そして何気なくシオンさんをチラリと見る。すると私の視線に気づいたのか、ニコリと笑みを浮かべた。


「!」


思わず顔が赤くなりそうになり、慌てて顔を背けた。


「そ、それでは私物を取ってきます」


「なら、シオン。俺たちは先に外に出ていようか」


背後でレオナルドがシオンさんに話しかけている声を聞きながら、私は店の奥に私物を取りに行った。

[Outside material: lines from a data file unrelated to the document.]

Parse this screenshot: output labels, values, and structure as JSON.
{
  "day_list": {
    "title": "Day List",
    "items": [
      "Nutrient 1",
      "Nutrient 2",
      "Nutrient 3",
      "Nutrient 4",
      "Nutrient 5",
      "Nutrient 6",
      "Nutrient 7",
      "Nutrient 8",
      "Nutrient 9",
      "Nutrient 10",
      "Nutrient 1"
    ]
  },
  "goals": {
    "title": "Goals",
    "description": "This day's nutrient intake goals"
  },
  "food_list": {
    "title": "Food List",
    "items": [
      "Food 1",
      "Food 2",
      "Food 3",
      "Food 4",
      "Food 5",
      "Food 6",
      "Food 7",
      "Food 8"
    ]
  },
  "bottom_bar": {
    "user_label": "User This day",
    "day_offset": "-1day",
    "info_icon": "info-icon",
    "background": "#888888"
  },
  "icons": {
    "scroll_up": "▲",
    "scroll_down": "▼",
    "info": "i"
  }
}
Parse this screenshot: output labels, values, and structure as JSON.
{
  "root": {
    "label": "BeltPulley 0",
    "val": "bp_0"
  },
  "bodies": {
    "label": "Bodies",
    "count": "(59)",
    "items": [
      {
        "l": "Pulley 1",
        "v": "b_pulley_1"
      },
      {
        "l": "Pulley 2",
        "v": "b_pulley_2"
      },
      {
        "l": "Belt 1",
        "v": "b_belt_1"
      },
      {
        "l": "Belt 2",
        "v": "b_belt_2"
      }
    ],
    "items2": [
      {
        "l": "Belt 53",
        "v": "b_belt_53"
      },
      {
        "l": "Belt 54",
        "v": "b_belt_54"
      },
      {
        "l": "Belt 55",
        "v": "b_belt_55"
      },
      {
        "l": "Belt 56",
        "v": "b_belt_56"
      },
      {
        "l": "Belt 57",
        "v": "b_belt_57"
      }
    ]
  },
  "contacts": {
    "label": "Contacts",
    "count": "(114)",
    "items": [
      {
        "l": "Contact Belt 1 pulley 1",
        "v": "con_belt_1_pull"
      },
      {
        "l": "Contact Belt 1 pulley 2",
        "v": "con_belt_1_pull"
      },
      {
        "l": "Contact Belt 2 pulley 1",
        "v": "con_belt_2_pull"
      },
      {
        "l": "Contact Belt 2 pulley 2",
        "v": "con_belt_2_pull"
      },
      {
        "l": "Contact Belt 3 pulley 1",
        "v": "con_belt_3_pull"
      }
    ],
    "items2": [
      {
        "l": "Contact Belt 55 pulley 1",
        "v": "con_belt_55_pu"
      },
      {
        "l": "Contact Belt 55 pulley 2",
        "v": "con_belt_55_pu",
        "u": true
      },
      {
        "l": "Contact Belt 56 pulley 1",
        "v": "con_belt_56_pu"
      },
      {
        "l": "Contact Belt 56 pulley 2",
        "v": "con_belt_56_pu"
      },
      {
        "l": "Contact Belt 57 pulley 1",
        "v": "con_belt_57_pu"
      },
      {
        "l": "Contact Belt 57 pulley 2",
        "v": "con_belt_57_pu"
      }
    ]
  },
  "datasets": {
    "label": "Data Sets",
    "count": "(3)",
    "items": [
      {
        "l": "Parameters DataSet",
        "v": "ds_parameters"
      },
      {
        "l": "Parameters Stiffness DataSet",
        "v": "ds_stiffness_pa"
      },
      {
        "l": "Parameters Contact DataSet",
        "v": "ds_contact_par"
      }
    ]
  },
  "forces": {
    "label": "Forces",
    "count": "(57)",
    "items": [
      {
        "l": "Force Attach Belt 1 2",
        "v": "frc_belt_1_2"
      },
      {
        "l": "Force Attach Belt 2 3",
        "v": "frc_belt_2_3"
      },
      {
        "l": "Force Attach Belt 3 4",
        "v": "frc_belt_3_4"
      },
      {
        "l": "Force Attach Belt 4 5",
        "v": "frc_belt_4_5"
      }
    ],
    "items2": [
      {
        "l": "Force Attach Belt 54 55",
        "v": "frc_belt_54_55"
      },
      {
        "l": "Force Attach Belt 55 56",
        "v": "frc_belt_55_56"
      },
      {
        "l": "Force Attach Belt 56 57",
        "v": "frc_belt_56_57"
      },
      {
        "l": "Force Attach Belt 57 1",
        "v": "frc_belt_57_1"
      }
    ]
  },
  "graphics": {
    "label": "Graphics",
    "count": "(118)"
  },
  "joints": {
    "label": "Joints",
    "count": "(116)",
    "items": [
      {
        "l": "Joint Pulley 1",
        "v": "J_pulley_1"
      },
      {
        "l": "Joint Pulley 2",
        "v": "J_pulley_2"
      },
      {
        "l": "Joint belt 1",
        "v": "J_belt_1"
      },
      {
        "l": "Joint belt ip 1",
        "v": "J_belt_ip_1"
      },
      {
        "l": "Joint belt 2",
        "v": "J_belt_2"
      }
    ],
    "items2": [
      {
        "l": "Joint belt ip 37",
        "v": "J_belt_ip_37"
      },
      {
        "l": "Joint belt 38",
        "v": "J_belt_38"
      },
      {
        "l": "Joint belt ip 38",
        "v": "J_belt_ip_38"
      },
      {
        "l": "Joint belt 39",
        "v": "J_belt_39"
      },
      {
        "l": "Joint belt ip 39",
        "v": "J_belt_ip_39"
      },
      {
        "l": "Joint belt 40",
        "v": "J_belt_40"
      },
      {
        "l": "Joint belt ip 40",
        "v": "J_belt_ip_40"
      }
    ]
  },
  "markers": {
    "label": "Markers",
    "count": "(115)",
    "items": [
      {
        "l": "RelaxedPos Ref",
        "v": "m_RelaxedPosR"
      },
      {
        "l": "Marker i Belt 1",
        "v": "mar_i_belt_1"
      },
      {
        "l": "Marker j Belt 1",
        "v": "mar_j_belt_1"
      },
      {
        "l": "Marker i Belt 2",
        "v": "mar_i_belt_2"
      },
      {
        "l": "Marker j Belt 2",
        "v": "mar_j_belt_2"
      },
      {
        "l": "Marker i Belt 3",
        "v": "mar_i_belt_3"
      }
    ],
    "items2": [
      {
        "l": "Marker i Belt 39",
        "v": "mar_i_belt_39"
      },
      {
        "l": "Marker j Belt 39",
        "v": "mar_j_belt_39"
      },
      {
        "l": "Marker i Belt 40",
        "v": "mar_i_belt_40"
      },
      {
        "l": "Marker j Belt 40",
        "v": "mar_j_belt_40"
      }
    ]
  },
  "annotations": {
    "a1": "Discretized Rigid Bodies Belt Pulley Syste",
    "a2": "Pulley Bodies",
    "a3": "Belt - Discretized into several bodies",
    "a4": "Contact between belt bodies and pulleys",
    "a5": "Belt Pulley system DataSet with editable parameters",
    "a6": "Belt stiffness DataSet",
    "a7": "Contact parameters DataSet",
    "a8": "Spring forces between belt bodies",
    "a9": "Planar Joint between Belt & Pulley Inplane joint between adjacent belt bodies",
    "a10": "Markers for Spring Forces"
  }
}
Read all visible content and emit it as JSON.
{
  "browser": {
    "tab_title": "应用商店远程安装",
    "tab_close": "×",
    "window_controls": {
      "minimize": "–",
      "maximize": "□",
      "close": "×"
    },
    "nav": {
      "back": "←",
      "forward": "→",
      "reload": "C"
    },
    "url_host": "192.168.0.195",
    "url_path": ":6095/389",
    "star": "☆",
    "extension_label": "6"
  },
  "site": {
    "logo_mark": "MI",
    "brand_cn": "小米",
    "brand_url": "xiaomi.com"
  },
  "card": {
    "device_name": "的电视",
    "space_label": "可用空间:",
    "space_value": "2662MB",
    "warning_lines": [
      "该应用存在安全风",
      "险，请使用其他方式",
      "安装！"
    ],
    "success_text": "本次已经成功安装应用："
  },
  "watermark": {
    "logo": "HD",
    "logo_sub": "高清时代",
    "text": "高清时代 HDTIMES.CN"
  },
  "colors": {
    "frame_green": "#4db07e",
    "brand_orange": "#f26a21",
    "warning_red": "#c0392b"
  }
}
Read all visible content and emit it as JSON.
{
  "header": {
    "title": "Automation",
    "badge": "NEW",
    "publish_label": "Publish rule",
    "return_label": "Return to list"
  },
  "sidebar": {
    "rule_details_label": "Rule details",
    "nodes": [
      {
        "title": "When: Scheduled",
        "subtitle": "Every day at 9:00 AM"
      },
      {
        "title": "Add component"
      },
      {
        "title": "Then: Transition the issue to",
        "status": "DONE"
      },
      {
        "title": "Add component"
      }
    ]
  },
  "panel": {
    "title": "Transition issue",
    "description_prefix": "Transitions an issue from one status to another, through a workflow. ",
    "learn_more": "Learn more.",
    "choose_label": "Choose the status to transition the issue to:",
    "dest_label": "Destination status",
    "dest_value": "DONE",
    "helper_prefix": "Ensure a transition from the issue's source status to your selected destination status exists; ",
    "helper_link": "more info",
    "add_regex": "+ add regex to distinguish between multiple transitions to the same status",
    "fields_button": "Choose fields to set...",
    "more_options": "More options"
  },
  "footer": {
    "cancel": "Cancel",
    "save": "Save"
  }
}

「驚いたわ……まさか2人が一緒にお店に来るなんて……」


ショルダーバッグを肩からかけて店に戻ると、ヘレンさんだけが店内にいた。


「荷物を取ってきたのね?」


私の姿を見ると話しかけてくる。


「はい、すみません。まだアルバイトの終了時間前なのに」


「いいのよ。だって、この時間に店に来たということはレティシアさんを迎えに来たからでしょう?」


「そう……なのでしょうか?」


ヘレンさんの言葉に首を傾げる。


「ええ、そうに決まってるわ。ほら、お待たせしているのでしょう? 早く行ってあげたら?」


「あ、そうですね。すみません、それではまた来週、よろしくお願いします」


「ええ。待ってるわ」


ヘレンさんに挨拶すると、私は急ぎ足で店を後にした。



「すみません、お待たせしました」


扉を開けると、何故か店の外にはシオンさんだけだった。


「大丈夫だよ、そんなに待っていないから」


「あの……シオンさんだけですか?」


レオナルドは何処に行ったのだろう?


「うん、そうなんだよ。店の外を出た途端、『急用を思い出したから悪いけど帰らせてくれ。代わりにレティシアを頼む』と言い残して帰ってしまったんだ」


「え……? そうだったのですか……?」


一体何故急に……。

人の行き交う大通りを見つめていると、シオンさんが声をかけてきた。


「ところでレティシア」


「はい、何でしょう?」


「まだ時間あるかな? 実は今から花屋に行ってハーブの種を買いに行こうと思っていたんだ。もしよければ、一緒に選んで貰えないかい? 無理にとは言わないけど」


まさかシオンさんから誘ってくれるなんて。浮き立つ気持ちで返事をした。


「行きます。是非ご一緒させて下さい」


「それじゃ、行こうか?」


「はい」



このときの私は何も気づいていなかった。